Acredito que minha vida tem fundo sonoro, não uma única música, nem uma única seleção. Escuto de tudo, quase tudo. Sou eclética. Hoje vou de The Police, Every Breath You Take, levei anos para prestar atenção na letra. Coincidência? Não, não acredito em coincidências, sim em atrações do subconsciente. Enquanto escuto a música toco meu sexo, minha buceta. Minha buceta molhada. Ela me proibia tocar minha perereca, tal como ela falava. Que mãe idiota eu tive.

– Mãe, não é perereca. É buceta, fonte de prazer e vida!

Pobre mulher que não conheceu seu próprio corpo. Adoro minha buceta, adoro sentir prazer e me tocar. Meu corpo pode ser feio, comparado ao que foi, mas minha vagina é poesia.

– Mãe, fala comigo: bu-ce-ta, buceta, buceta, buceta. BUCETA, caralho, fala!

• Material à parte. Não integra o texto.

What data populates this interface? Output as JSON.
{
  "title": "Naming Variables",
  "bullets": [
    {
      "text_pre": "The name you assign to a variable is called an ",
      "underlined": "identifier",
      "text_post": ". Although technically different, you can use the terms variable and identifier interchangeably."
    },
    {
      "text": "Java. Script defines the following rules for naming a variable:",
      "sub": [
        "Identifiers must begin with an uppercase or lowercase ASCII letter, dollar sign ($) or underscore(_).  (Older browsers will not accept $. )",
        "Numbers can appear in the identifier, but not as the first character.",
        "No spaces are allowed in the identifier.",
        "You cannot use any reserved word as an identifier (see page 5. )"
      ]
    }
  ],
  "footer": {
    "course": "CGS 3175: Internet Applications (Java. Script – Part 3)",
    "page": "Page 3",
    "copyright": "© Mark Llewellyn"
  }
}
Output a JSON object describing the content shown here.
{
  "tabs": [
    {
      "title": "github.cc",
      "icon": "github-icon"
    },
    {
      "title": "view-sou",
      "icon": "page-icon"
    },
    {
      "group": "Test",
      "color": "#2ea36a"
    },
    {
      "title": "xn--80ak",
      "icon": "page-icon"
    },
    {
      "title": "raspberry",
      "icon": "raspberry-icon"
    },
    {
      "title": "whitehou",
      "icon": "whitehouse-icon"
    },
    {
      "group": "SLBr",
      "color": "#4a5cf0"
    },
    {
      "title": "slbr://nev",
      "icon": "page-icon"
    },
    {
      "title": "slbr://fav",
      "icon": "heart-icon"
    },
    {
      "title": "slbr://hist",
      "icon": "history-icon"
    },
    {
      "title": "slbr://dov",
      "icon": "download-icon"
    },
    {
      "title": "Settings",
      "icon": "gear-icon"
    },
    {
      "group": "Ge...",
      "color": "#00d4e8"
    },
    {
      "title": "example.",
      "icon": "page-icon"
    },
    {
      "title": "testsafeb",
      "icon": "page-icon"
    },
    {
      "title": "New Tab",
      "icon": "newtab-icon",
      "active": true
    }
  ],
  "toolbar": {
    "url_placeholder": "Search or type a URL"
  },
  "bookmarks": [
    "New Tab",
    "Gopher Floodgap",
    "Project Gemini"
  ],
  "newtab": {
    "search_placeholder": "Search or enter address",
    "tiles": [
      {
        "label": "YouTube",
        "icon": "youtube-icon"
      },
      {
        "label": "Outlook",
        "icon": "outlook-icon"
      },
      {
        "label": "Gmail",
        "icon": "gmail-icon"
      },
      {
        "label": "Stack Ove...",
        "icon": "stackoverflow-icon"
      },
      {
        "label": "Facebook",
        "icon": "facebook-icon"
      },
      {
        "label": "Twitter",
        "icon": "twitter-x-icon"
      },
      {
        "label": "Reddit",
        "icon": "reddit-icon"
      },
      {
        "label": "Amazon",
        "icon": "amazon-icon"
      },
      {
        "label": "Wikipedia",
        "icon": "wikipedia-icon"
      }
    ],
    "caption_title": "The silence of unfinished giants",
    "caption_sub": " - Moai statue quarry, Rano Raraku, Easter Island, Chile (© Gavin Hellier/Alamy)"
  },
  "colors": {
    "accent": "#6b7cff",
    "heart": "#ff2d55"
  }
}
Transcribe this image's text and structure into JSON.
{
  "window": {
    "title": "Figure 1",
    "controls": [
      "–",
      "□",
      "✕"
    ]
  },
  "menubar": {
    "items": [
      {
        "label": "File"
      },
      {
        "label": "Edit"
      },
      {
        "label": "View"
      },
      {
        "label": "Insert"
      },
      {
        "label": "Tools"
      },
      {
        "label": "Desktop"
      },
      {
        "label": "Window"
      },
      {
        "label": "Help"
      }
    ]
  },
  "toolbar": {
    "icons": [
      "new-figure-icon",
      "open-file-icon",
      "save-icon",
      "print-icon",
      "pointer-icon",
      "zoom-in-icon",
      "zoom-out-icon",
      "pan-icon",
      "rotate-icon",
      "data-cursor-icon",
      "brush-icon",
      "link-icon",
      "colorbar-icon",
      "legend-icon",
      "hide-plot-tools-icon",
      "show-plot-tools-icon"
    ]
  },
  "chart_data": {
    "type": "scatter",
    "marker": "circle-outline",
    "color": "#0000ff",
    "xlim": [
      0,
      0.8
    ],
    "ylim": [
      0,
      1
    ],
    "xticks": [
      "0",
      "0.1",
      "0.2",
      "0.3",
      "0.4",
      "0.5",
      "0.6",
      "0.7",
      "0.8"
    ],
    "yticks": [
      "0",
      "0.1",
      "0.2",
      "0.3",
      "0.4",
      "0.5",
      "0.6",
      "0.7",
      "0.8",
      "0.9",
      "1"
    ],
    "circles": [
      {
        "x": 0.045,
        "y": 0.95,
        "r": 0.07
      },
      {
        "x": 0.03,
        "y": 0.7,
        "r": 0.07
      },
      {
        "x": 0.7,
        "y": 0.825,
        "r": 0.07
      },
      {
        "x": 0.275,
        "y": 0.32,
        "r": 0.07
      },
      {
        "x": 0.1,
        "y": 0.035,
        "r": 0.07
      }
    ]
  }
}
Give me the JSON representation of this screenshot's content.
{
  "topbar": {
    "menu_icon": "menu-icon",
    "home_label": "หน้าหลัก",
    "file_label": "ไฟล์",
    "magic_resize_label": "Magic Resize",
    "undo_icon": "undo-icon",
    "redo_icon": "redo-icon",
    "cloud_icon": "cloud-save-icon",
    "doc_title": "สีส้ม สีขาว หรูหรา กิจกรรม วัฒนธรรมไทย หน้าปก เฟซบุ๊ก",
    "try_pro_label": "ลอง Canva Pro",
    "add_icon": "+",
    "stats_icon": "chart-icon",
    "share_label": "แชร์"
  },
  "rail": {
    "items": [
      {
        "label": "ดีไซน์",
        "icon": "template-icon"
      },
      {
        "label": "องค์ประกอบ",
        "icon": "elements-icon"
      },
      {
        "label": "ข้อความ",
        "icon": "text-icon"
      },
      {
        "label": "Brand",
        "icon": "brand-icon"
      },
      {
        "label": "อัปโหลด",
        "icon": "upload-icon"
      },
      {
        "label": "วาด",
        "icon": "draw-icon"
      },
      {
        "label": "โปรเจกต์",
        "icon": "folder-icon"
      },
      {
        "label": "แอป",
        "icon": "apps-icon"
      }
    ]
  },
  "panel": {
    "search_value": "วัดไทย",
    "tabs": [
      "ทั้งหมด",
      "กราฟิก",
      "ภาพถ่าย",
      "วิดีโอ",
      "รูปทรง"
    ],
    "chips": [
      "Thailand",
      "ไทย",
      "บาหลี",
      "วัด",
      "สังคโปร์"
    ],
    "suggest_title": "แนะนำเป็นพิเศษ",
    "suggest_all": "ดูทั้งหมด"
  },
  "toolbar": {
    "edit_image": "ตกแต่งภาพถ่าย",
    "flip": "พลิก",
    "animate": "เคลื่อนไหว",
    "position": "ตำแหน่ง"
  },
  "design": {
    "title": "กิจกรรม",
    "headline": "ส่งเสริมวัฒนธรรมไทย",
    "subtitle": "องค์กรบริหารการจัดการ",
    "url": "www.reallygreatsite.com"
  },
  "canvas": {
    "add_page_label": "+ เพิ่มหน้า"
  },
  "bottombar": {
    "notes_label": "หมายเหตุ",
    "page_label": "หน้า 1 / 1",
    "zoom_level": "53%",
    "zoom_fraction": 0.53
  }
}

– Mãe, se dizem que somos santos e a imagem de deus, meu corpo é santo, minha buceta é santa.

– Mãe, a senhora não se diz tão correta e protetora? Que porra de proteção que a senhora me deu? Não viu que o seu namorado queria comer minha buceta de criança? Não me venha dizer que não posso tocar meu corpo, minha perereca. Se seu namorado e o vizinho podiam tocar minha bucetinha de criança, eu também posso e tenho esse direito adquirido por propriedade, é minha e faço com ela o que quero!

Tanta santidade para quê? Santa falsidade e hipocrisia a sua, isso sim.